I love my job. I really do. Very few people have the ability to wake up every morning and sit down to their computer or a pile of fresh, clean paper and know that today they get to be creative. As a designer, I do.
I have that luxury. For my clients I have ample opportunities to sketch, take photos, doodle in illustrator and really -be a professional child. I love where all the creativity can take me. When a client says something like, “I can’t believe you spent time illustrating that,” the truth is -I wanted to do it, even if it was something I wasn’t sure the client was going to like. Part of my job as a designer is exploring different avenues of that work. Trying new things. Sometimes that means navigating away from what I myself like and sometimes that means experimenting with things my clients may not have had in mind. But all of this is part of the creative nature of design.
Today it’s very simple and easy to “google,” for inspiration.
The difficulty with this is that many of my clients don’t see these stock images or clip art photos as inspiration, they see them and focus on them as design staples. A piece of clip art becomes a design element that gets stuck in their head as something they must have. Something that should not be changed, much. Something they want -badly.
Because of the vast libraries of clip art available, you can google thousands upon thousands of images and give it an instant thumbs up or down. We are so used to that instant gratification. For many, using this is as simple as “copy & paste.” There are a few things wrong with that when it comes to branding though.
1. Copyright infringement. Enough said. Nobody wants their business to grow and then be slammed by some copyright problem. Can’t get trademarked? Maybe someone even slaps a lawsuit on you. (Which honestly, as someone who has had another “designer,” use my work without my permission, I can understand the feelings involved that would encourage this reaction.) Running into copyright problems is no good and if you’ve hired a designer this should simply never be something you are faced with.
2. Originality. If you are using clipart or something so “inspired,” by clip art that it’s nearly the same thing, there are probably thousands of businesses out there using the same or similar items in their branding because they put it together themselves or because they hired an inexperienced designer. If you ever want to stand out this is not the way to go. Even if you go the route of using a commercial license with a piece of stock clip art… do you really want to, knowing so many others will have the same things?

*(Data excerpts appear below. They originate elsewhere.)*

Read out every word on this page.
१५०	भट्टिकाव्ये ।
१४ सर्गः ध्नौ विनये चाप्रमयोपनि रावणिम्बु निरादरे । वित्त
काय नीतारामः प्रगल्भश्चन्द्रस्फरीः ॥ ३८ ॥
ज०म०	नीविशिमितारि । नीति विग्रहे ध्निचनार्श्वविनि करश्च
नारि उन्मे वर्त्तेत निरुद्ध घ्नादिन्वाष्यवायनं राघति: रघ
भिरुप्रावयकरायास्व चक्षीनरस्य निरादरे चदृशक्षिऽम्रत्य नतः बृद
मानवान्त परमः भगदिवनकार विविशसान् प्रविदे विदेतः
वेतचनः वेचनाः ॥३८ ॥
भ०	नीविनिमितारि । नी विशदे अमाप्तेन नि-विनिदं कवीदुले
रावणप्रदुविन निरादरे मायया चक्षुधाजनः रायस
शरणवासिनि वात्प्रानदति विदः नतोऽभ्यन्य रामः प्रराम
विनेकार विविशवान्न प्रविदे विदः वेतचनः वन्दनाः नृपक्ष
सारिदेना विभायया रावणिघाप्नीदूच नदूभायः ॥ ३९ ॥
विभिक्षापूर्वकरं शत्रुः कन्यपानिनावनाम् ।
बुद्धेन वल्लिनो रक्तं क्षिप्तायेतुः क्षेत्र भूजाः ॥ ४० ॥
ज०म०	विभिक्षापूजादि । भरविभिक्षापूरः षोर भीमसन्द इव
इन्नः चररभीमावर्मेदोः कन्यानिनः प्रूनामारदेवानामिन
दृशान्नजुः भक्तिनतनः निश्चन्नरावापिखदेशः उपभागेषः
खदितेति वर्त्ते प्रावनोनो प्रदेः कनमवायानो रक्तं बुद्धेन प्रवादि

With original designs they take time to create and that does not necessarily mean that a client will give a “thumbs up.” I encourage my clients to remember that that is OK.
Not everything I design you will like.
Not everything I design I will like.
Sometimes what my client and I like won’t work for the business or the market at all and we have to scrap it for something that better suits the potential clientele.

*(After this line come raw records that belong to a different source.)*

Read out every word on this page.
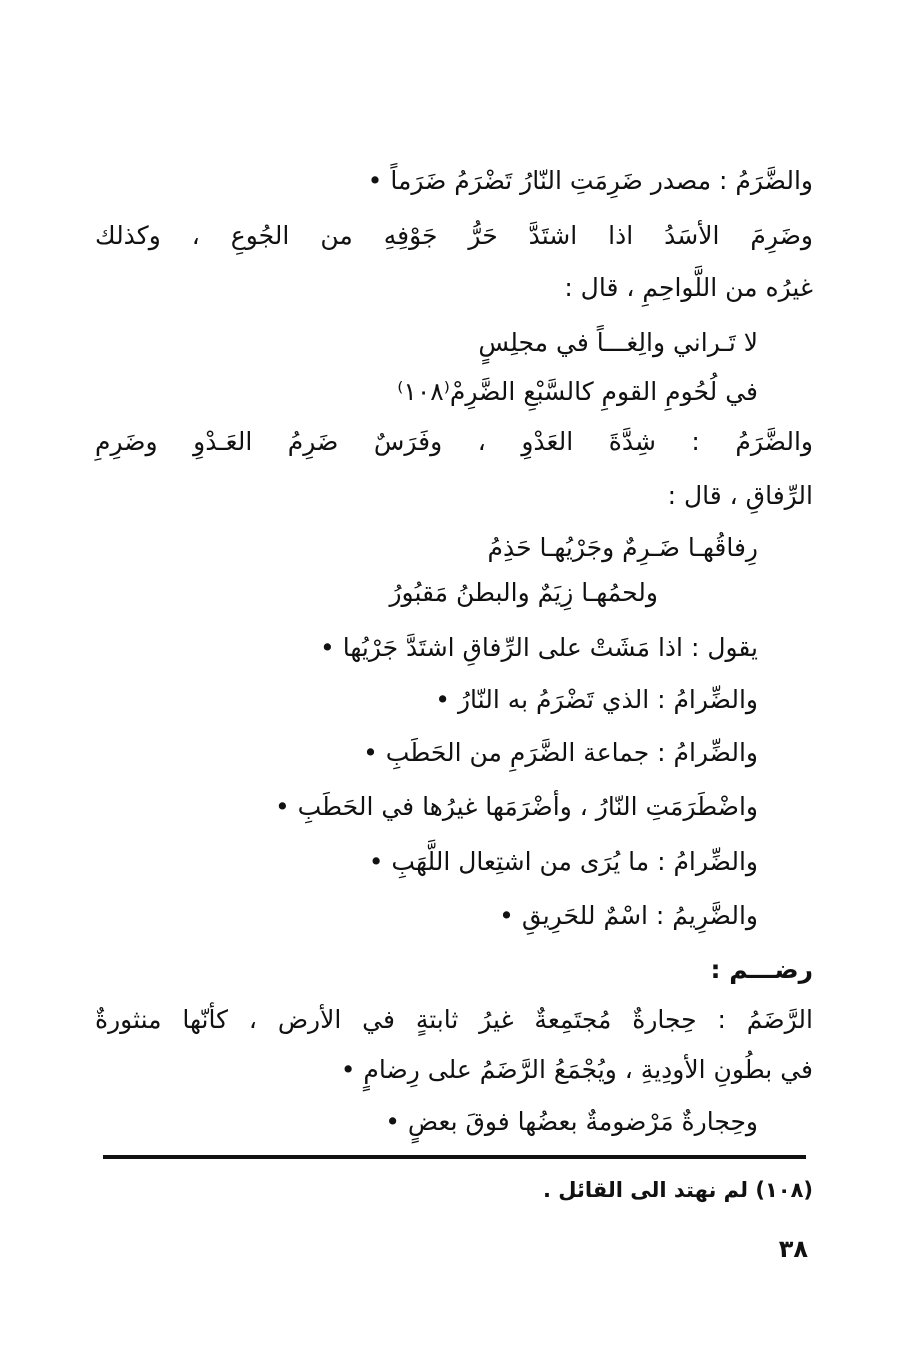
والضَّرَمُ : مصدر ضَرِمَتِ النّارُ تَضْرَمُ ضَرَماً •
وضَرِمَ الأسَدُ اذا اشتَدَّ حَرُّ جَوْفِهِ من الجُوعِ ، وكذلك
غيرُه من اللَّواحِمِ ، قال :
لا تَـراني والِغـــاً في مجلِسٍ
في لُحُومِ القومِ كالسَّبْعِ الضَّرِمْ⁽١٠٨⁾
والضَّرَمُ : شِدَّةَ العَدْوِ ، وفَرَسٌ ضَرِمُ العَـدْوِ وضَرِمِ
الرِّفاقِ ، قال :
رِفاقُهـا ضَـرِمٌ وجَرْيُهـا حَذِمُ
ولحمُهـا زِيَمٌ والبطنُ مَقبُورُ
يقول : اذا مَشَتْ على الرِّفاقِ اشتَدَّ جَرْيُها •
والضِّرامُ : الذي تَضْرَمُ به النّارُ •
والضِّرامُ : جماعة الضَّرَمِ من الحَطَبِ •
واضْطَرَمَتِ النّارُ ، وأضْرَمَها غيرُها في الحَطَبِ •
والضِّرامُ : ما يُرَى من اشتِعال اللَّهَبِ •
والضَّرِيمُ : اسْمٌ للحَرِيقِ •
رضـــم :
الرَّضَمُ : حِجارةٌ مُجتَمِعةٌ غيرُ ثابتةٍ في الأرض ، كأنّها منثورةٌ
في بطُونِ الأودِيةِ ، ويُجْمَعُ الرَّضَمُ على رِضامٍ •
وحِجارةٌ مَرْضومةٌ بعضُها فوقَ بعضٍ •
(١٠٨) لم نهتد الى القائل .
٣٨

I’d like to take the moment to remind clients and others, as personal as a logo might seem -it’s more paramount that your logo and branding suit your target demographic than that it suits you personally.
Lately I’ve had something of a scourge of requests from numerous clients to mimic pieces or whole clip arts they found around the world wide web. While ultimately it’s my responsibility to make my clients happy (which in cases like this, means mimicking without copying existing works). I use all of the usual words and phrases, trying to steer clients away from this without sounding rude or pretentious. The hard truth is, once you’ve chosen me as a designer and once I’ve chosen you as a client, as an artist that specializes in art that tends to be collaborative, I’m probably going to do what you ask.

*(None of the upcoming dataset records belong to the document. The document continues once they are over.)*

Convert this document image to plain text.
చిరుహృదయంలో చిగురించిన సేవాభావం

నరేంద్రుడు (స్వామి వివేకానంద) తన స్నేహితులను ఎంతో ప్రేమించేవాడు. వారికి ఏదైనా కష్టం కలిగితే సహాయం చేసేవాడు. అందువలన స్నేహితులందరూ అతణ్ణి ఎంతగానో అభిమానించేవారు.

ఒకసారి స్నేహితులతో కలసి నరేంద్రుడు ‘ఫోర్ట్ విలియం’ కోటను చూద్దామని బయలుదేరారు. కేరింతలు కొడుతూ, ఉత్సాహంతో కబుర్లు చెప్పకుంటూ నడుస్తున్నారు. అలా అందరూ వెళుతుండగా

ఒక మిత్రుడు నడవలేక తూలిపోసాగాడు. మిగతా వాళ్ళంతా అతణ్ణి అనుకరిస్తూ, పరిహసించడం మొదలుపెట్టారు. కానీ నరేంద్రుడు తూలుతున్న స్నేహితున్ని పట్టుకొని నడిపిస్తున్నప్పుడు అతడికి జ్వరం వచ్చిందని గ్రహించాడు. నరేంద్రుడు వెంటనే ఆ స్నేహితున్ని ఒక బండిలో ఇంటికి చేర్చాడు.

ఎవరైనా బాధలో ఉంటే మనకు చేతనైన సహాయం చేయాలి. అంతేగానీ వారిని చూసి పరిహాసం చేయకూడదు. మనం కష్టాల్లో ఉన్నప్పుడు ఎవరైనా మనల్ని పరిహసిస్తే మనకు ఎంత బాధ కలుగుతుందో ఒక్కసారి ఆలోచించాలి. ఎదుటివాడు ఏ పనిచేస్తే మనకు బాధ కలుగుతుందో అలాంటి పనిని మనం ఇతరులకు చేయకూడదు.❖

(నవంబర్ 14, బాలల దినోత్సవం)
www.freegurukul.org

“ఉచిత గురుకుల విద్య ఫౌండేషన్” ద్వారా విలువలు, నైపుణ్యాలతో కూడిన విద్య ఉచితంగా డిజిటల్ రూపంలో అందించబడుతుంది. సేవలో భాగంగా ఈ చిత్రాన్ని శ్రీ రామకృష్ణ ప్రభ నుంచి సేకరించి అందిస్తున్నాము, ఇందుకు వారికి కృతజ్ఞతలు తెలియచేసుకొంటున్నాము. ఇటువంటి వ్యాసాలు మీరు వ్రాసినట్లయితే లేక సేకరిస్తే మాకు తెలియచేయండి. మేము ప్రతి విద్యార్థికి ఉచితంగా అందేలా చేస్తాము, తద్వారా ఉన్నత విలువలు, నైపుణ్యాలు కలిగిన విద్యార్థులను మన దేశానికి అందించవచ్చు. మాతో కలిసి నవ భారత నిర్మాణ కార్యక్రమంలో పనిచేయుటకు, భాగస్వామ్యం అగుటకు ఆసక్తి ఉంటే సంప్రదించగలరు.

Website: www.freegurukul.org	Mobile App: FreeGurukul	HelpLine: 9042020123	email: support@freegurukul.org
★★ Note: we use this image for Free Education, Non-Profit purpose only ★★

I’m never going to want to feature it in my portfolio and I’m going to pray that you don’t pass on my name as a referral (as much as I love new business, people who like your clip art styled logo enough to get one from me are probably just looking for clipart too) and I’m not going to be proud of the work I did for you, because no matter how long I spend mimicking without copying -it’s never, not ever, going to feel like my own. It’s like saying there is a difference between a “forgery,” and a “fake.” Sure, it might mean slightly different things but it still feels dishonest.
So, before I do a project for you I’m going to ask just one thing. Please don’t ask me to copy or use clip art. I want to and can do something so much better for you. Allow clip art, photos, logos and design… google or whatever search engine you are using to inspire you. Allow it to give you different perspectives, allow it to show you how many possibilities there are in the design world to follow. If you love a trend, share it with me. I want to see what you like, I want to know what you love. It helps inspire me to create something special for you.
But for the love of beautiful and original design -please don’t ask me to copy clip art.